More fundamental is the question of whether and under what circumstances polyploidy is pathologic versus adaptive. The ISR drives polyploidy (14) and drives fibrosis (15). However, whether the ISR drives fibrosis by driving polyploidy is not entirely clear. In other words, in the setting of lung injury and repair, is polyploidy pathologic or an adaptive response to cellular stress? Polyploidy offers several advantages over proliferation as a means to restore tissue mass after injury (Figure 1). Cell hypertrophy restores barrier integrity and tissue mass in a faster and more energy-efficient manner and avoids the cell–cell and cell–matrix adhesion disassembly that is required for cell division but compromises the barrier (10). Moreover, polyploidy arises in the setting of DNA damage, which can prevent cell proliferation. Moreover, polyploidy protects against cell death, the propagation of deleterious mutations after DNA damage, and loss of heterozygosity of tumor suppressor genes (9, 10). Finally, with an increased number of genomes, polyploid cells are capable of enhanced gene transcription and protein synthesis and are therefore inclined toward hypermetabolic states and cell growth (1, 9). An adaptive role for polyploidy in the context of regeneration has been demonstrated in the liver, kidney, and skin (1, 9, 10). However, polyploidy can also be maladaptive. When they do divide, polyploid cells are predisposed to chromosome missegregation (aneuploidy), driving oncogenesis (9, 10). Still, cellular heterogeneity due to aneuploidy may enhance organ-level fitness (9). Polyploidy impedes regeneration in some cell types, such as cardiomyocytes (1), although further polyploidization compensates modestly for cell death after injury (9).

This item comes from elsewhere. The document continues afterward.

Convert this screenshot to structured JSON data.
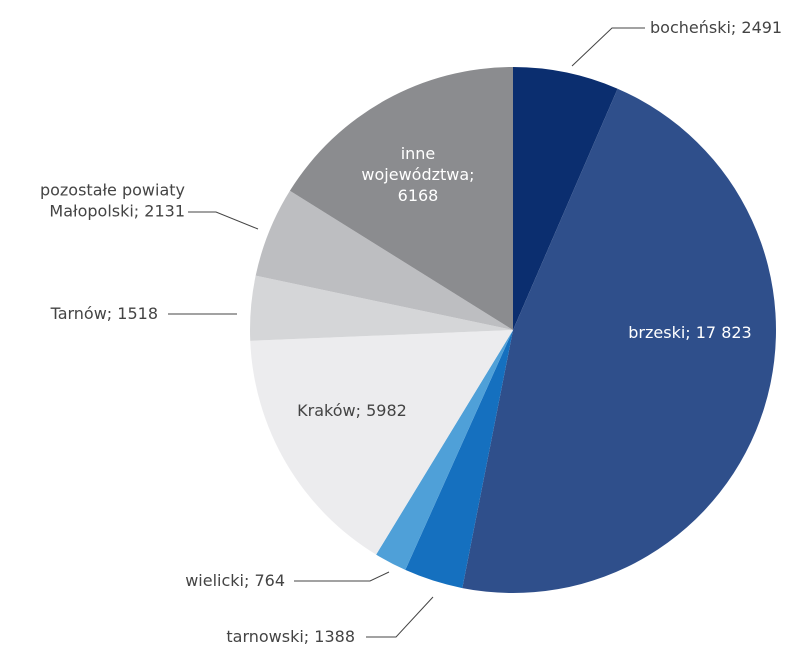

The AEC transitional state is likely adaptive when transient but pathologic when persistent (2–7). The ISR evolved as an adaptive response to cellular stress, inhibiting global protein translation and promoting expression of molecular chaperones during impaired proteostasis. After lung injury, polyploidy likely initially arises as an adaptive response to cellular stress, promoting physiologic regeneration, but when persistently activated becomes pathologic, promoting fibrogenesis. Future studies aimed at dissecting the mechanisms by which adaptive processes such as the ISR, polyploidy, and the transitional state persist, are interdependent, and are hijacked to become pathologic may ultimately lead to the identification of novel therapies to promote physiologic regeneration and attenuate fibrosis.